Este é o título do recente livro de António Correia de Campos e Jorge Simões, que em vez de estar na prateleira está na secretária para ser lido, e proponho uma sua leitura comentada nos próximos tempos.

A introdução do livro está organizada em 27 pontos que quase parecem entradas de uma pequena enciclopédia sobre o nascimento, crescimento e futuro do Serviço Nacional de Saúde. Essas “entradas” arrumam-se em dois grandes grupos – evolução do que hoje chamamos políticas de saúde ao longo do tempo e em Portugal, e o Serviço Nacional de Saúde, nos tempos mais recentes.

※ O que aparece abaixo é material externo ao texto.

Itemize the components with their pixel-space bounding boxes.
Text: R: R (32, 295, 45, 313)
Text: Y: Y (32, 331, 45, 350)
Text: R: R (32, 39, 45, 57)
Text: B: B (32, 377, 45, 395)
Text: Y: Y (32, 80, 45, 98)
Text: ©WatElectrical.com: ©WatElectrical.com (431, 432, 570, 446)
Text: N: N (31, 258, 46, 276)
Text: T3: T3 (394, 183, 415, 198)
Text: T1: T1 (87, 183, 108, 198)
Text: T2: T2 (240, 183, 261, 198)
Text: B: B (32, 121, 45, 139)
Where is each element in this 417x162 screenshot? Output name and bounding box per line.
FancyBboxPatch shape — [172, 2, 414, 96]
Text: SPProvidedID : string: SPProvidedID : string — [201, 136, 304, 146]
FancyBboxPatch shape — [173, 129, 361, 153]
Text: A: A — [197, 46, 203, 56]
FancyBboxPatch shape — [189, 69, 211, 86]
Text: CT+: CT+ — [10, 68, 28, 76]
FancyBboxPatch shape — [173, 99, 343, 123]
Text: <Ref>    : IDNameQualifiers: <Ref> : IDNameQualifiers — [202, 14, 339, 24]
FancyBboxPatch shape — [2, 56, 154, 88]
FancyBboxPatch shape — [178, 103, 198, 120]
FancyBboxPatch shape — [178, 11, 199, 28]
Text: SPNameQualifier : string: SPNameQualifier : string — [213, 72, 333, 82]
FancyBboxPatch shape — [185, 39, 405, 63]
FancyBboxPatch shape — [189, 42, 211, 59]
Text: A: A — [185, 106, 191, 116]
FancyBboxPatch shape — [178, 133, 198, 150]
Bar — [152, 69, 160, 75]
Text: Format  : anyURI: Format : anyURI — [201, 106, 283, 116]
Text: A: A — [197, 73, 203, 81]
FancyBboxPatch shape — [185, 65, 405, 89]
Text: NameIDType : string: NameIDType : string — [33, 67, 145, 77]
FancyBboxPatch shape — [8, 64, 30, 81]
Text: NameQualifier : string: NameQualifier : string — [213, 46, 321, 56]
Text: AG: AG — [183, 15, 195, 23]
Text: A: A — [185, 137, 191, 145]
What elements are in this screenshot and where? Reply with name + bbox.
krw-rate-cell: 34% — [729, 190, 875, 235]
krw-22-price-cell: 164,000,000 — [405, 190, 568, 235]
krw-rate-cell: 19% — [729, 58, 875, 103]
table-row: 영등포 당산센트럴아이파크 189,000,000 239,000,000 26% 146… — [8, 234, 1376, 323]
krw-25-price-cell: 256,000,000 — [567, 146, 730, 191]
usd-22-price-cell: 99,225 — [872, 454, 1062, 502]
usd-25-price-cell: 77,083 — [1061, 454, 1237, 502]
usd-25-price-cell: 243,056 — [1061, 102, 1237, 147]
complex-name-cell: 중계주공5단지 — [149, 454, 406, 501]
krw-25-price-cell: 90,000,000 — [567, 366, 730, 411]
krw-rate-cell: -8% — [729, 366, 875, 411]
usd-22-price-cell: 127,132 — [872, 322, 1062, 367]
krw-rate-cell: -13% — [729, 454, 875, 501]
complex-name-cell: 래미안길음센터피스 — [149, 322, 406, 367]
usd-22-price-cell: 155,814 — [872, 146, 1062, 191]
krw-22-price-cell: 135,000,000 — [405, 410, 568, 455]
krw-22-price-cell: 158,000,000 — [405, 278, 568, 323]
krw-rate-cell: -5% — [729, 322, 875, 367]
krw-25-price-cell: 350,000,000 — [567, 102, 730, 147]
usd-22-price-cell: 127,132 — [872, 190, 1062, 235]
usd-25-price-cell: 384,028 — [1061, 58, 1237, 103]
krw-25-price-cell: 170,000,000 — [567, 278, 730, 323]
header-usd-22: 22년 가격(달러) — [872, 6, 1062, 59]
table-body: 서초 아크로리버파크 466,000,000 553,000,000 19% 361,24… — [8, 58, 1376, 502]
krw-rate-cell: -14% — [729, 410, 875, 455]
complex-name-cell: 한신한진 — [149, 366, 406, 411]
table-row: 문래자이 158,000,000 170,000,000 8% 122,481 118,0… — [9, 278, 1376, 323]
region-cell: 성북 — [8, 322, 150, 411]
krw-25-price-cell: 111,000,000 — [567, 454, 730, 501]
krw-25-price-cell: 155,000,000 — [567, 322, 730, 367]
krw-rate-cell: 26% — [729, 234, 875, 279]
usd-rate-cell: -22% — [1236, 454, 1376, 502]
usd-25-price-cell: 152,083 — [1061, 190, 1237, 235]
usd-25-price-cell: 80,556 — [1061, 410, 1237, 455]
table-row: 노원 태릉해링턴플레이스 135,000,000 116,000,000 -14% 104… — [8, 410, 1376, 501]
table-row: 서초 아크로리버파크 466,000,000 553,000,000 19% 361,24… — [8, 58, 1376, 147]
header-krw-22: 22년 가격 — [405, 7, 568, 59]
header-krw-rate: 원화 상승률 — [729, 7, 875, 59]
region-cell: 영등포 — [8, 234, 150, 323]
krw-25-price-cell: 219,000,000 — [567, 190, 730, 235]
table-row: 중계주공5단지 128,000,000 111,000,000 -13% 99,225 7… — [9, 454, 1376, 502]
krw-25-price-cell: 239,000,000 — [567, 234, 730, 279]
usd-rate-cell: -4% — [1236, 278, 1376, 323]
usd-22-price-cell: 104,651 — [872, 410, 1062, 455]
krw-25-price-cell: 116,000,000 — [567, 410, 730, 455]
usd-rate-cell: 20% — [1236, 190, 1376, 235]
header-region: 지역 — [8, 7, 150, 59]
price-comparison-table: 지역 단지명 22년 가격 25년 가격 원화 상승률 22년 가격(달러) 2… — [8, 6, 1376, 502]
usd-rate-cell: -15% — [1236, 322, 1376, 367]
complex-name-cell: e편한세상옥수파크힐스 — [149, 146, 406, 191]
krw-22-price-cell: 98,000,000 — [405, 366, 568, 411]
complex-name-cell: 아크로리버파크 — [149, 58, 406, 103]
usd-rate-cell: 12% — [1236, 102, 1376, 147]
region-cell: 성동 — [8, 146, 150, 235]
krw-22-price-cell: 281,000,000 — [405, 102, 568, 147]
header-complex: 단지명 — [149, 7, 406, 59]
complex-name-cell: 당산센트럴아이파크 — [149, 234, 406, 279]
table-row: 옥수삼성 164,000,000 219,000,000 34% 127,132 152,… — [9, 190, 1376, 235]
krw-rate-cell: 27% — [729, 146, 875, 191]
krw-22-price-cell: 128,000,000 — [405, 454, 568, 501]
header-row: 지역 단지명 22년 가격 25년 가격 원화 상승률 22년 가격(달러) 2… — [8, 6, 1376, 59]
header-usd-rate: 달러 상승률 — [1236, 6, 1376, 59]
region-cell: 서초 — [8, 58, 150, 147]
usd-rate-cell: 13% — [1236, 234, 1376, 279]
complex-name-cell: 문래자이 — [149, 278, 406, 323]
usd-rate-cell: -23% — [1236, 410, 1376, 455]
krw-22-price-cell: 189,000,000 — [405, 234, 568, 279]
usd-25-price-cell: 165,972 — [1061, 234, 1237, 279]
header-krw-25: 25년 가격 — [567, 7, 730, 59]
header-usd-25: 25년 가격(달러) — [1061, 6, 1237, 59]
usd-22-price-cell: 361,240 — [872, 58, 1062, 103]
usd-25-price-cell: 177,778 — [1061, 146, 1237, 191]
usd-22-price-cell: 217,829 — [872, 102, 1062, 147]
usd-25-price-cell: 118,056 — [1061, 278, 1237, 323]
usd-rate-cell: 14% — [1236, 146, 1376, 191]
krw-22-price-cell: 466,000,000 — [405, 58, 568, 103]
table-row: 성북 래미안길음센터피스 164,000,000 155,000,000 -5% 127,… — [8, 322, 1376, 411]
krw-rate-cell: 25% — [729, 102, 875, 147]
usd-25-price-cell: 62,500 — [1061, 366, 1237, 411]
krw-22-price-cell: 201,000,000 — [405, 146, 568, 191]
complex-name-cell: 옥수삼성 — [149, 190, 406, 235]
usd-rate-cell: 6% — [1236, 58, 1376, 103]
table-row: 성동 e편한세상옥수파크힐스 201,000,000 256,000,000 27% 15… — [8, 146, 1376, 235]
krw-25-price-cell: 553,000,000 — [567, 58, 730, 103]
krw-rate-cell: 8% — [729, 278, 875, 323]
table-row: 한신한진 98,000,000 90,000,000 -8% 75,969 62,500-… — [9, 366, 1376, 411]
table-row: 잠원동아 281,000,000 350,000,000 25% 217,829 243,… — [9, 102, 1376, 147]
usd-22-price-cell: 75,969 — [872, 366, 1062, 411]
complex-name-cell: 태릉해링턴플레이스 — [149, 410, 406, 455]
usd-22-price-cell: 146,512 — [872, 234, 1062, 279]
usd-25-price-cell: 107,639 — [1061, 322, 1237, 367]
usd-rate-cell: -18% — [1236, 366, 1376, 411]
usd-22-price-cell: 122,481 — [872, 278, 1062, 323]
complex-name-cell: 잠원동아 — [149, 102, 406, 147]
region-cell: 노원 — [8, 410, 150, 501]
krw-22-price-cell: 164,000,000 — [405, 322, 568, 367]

O primeiro aspecto importante, que ressalta dessas “entradas” é o grau de continuidade das políticas públicas relativas à assistência na doença, e que culminou com a criação do SNS em 1979. Retomando outros escritos, mas sumariados aqui de forma clara, mais do que um marco completamente inesperado, a criação do Serviço Nacional de Saúde surge por impulso político mas de uma forma que continua de algum modo políticas anteriormente iniciadas. Interessante igualmente as notas sobre as resistências que subsistiram até em 1993 se completar o quadro legal do SNS, bem como a “entrada 14” sobre a oficialização das Misericórdias.

Para o futuro, são apenas apresentadas, nesta introdução, as preocupações com a tecnologia, seja novos produtos seja sistemas de informação, aspectos que provavelmente serão desenvolvidos adiante.